Link was still talking and soon I’d heard enough to start listening. “My mom, Emily’s mom, Savannah’s… they’ve been burnin’ up the phone lines, last couple a nights. Overheard my mom talkin’ about the window breakin’ in English and how she heard Old Man Ravenwood’s niece had blood on her hands.”
He swerved around the corner, without even taking a breath. “And about how your girlfriend just got outta a mental institution in Virginia, and how she’s an orphan, and has bi schizo-manic somethin’.”
“She’s not my girlfriend. We’re just friends,” I said automatically.
“Shut up. You’re so whipped I should buy you a saddle.” Which he would’ve said about any girl I talked to, talked about, or even looked at in the hall.
“She’s not. Nothing’s happened. We just hang out.”
“You’re so full a crap, you could pass for a toilet. You like her, Wate. Admit it.” Link wasn’t big on subtleties, and I don’t think he could imagine hanging out with a girl for any reason other than maybe she played lead guitar, except for the obvious ones.
“I’m not saying I don’t like her. We’re just friends.” Which was the truth, actually, whether or not I wanted it to be. But that was a different question. Either way, I must have smiled a little. Wrong move.

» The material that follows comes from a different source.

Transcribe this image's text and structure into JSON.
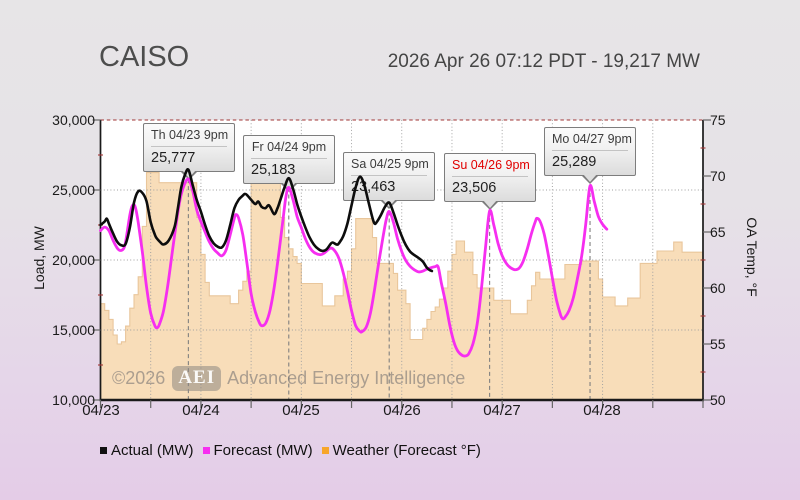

Link pretended to vomit into his lap and swerved, narrowly missing a truck. But he was just messing around. Link didn’t care who I liked, as long as it gave him something to hassle me about. “Well? Is it true? Did she?”
“Did she what?”
“You know. Fall outta the crazy tree and hit every branch on the way down?”
“A window broke, that’s all that happened. It’s not a mystery.”
“Mrs. Asher’s sayin’ she punched it out, or threw somethin’ at it.”
“That’s funny, seeing how Mrs. Asher isn’t in my English class, last time I checked.”
“Yeah well, my mom isn’t either, but she told me she was comin’ by school today.”
“Great. Save her a seat at our lunch table.”
“Maybe she’s done this at all her schools, and that’s why she was in some kinda institution.” Link was serious, which meant he’d overheard a whole lot of something since the window incident.
For a second, I remembered what Lena had said about her life. Complicated. Maybe this was one of those complications, or just one of the twenty-six thousand other things she couldn’t talk about. What if all the Emily Ashers of the world were right? What if I had taken the wrong side, after all?